Monday, January 11, 2016

Solution to Ruby's REST Client File Corruption Error

One of my projects involves working with REST API to upload binary files and associated metadata, and we are using Ruby to write our programs here. There are multiple ways to work with REST API in Ruby, some of the popular ones are -
1. Ruby's own HTTP client API Net::HTTP
2. REST Client gem
3. Faraday gem

Among three of these, I found REST Client to be comparatively easy to use as it has simpler syntax, and has advanced enough options to get the work done. But I was having a strange corrupted file error while using this, where only PDF files were uploaded fine but the other file formats were corrupted when uploaded using REST Client. Our system is a bit more complicated where it downloads the files from different source, and then ingests them into DSpace repository using their REST API. So, we were not sure at first in which step of the whole process the files are getting corrupted. Our primary assumption was, the files were probably sent for uploading into DSpace before they were fully downloaded, hence they were broken. But they seemed to be downloaded fine, instead something was going wrong in the upload process using REST Client. 

Here is the method for POSTing file mentioned in the original documentation of REST Client- 

RestClient.post( url,
  {
      :transfer => {
      :path => '/foo/bar',
      :owner => 'that_guy',
      :group => 'those_guys'
    },
      :upload => {
      :file => File.new(path, 'rb')
    }
  })

After digging little bit I found that some other people had similar problem using REST multipart POST - librelist archives - uploaded pictures are in a bad shape. According to one solution, form encoding of the payload could be the main reason for corruption. Though I was unable to open other file formats, after checking the content of an uploaded JSON-LD file I could figure out what was happening inside. This is how the corrupted file looks like when uploaded using multipart POST.

--653361
Content-Disposition: form-data; name="transfer[type]"

bitstream
--653361
Content-Disposition: form-data; name="upload[file]"; filename="Filetype Check.jsonld"
Content-Type: text/plain

[ Main content of the original JSON-LD]

--653361--

It creates a wrapper around the main content by including the information provided in payload following the original method, and it does the same to other file formats as well. Thus corrupting the files. And here are two solutions that I have found - not using multipart form in REST Client and using Net::HTP.

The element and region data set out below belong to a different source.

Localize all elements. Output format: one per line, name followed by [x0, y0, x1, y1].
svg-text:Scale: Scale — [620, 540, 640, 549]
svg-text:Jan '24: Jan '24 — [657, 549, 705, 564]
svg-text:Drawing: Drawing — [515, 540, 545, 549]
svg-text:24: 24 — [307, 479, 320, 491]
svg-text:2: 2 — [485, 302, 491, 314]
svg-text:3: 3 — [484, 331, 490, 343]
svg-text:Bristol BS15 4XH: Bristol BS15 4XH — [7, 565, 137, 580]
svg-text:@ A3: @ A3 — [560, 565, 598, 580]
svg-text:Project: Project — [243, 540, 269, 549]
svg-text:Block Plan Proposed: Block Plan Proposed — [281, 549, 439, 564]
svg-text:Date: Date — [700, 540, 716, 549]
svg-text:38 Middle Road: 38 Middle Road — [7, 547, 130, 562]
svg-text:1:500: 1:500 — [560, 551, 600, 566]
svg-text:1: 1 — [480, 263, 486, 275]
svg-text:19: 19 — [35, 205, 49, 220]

1. Using REST Client without multipart form

open('filepath') do |fh|
response = RestClient.post(
"url/to/post/file", fh,
{ :content_type => 'application/json', :accept => 'application/json'})
end
p "#{response}"

Or, simply -
RestClient.post("url/to/post/file", File.new('filepath', 'rb'), {:content_type => 'application/json', :accept => 'application/json'})

2. Using Net::HTTP

data = File.read('filepath')
url = "url/to/post/file"
uri = URI.parse(url)
http = Net::HTTP.new(uri.host, uri.port)
http.use_ssl = true                                          # include this if the connection is secured, otherwise fails

request = Net::HTTP::Post.new(uri.request_uri)
request["header"] = "header_info" # if any additional header is required
request.body = data
request.content_type = 'image/jpg'
res = http.request(request)
puts res.body

Both of these methods can upload file without corrupting them by creating that strange wrapper. Hope this would be helpful for any Ruby programmers struggling with the same problem.